La radiografía espiritual

Además de fragmentar la acción y permitir las omisiones que justifica el recuerdo, la estrategia literaria del punto de vista cumple otra función fundamental: Al describir a los demás, los personajes, en espejo que los sorprende descuidados, se reflejan a sí mismos. El pez por la boca muere. Intransferible como es el punto de vista, los grotescos personajes tienen tics espirituales que los hermanan. Se otorgan, sin excepción, el papel protagónico; todos, por más modestos que se finjan, acaban por ser los héroes de su historia. Y este egocentrismo, que raya más en la mezquindad que en el delirio de grandeza, los iguala entre sí a despecho de sus singularidades, y los asemeja, como ya lo había sospechado el malicioso Freud, con cada uno de nosotros. La ridícula confianza en la infalibilidad de sus juicios, sus ínfulas, sus rabietas, sus caprichos, su preocupación por fruslerías, sus rachas de ira, sus motivos más bien roñosos son igualitos a los nuestros. La risa, si usted quiere risa nerviosa, proviene de que uno se identifica, muy en el fondo de sí mismo, (aunque no lo admitiría ante las visitas) con esos desmesurados necios. Es fácil burlarse de los otros, pero requiere valor mofarse de uno mismo. Los fantoches, y éste es otro rasgo que suma ambigüedad a la novela, resultan seres humanos. Y lo son, precisamente, por lo que compartimos con ellos: por su debilidad, por su vanidad, por su trivialidad.

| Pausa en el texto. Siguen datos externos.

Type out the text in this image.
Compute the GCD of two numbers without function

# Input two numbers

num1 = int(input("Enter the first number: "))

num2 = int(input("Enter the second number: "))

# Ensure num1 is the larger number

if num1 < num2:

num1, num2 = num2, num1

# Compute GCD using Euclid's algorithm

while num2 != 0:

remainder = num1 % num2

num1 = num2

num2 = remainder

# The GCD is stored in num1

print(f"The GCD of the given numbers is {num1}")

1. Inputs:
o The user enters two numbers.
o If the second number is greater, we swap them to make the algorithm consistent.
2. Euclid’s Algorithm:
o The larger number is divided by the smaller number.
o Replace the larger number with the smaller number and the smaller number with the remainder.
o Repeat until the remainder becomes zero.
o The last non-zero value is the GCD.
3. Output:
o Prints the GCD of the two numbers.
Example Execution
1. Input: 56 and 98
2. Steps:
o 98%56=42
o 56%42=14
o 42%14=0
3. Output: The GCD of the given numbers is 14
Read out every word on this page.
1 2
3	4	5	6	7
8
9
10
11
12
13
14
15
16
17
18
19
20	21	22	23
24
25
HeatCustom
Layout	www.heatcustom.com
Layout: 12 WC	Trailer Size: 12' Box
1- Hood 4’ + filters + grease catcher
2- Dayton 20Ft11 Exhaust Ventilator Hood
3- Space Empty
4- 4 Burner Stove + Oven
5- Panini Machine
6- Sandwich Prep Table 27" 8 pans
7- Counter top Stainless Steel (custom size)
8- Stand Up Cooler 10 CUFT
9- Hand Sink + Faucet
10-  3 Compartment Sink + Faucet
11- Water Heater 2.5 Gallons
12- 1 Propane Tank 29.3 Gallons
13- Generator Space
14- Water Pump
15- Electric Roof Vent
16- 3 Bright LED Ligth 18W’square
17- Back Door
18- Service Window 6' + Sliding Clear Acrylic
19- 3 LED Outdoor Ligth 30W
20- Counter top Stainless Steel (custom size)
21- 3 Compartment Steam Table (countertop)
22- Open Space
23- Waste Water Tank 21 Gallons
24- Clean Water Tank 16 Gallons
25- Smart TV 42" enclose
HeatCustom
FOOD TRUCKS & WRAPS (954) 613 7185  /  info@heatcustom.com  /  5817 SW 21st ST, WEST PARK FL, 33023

De repente, un esporádico gesto de franqueza, o, lo que es más frecuente, un descuido, además de hacernos sonreír, nos dejan atisbar lo que hay detrás de la máscara tan cuidadosamente acicalada para la imagen pública. Al desnudo, en su radiografía espiritual, los personajes aparecen, de modo ambivalente, tan desamparados como risibles. Se ven, pues, hay que reiterarlo, como cualquiera de nosotros: ahogados en cualquier vaso de agua. Despojados del maquillaje, -ese disfraz que exige como boleto de entrada la vida civilizada- se desvanece la ilusión óptica de las apariencias y las más de las veces se asoma, en el mejor de los casos, la mezquindad y, en el peor, el “sepulcro blanqueado”, metáfora bíblica que es un ritornello en la obra de Quevedo y en la de Sergio Pitol. Estas bambalinas psicológicas, ideadas por el escritor, revelan con agudeza la intimidad de los protagonistas y le dan una zancadilla al retrato psicol+ogico de las novelas tradicionales.

Si el único pecado de los protagonistas fuera el egocentrismo, santo y bueno; pero la semejanza de los seres de ficción entre sí no para en el ego mayor. Comparten la que Bajtín llama (me temo que con toda justicia) la segunda naturaleza humana: la ridiculez. De hecho, uno lleva de la mano al otro, el egocentrismo desemboca en lo grotesco. Este magnificar la propia importancia, que padecen en mayor o menor medida todos los personajes El desfile del amor, es tanto como desplegar tapete rojo a la estulticia. Asoma con esto, ya de bulto, la visión del mundo de Pitol: la vida es, cuando no absurda, ridícula.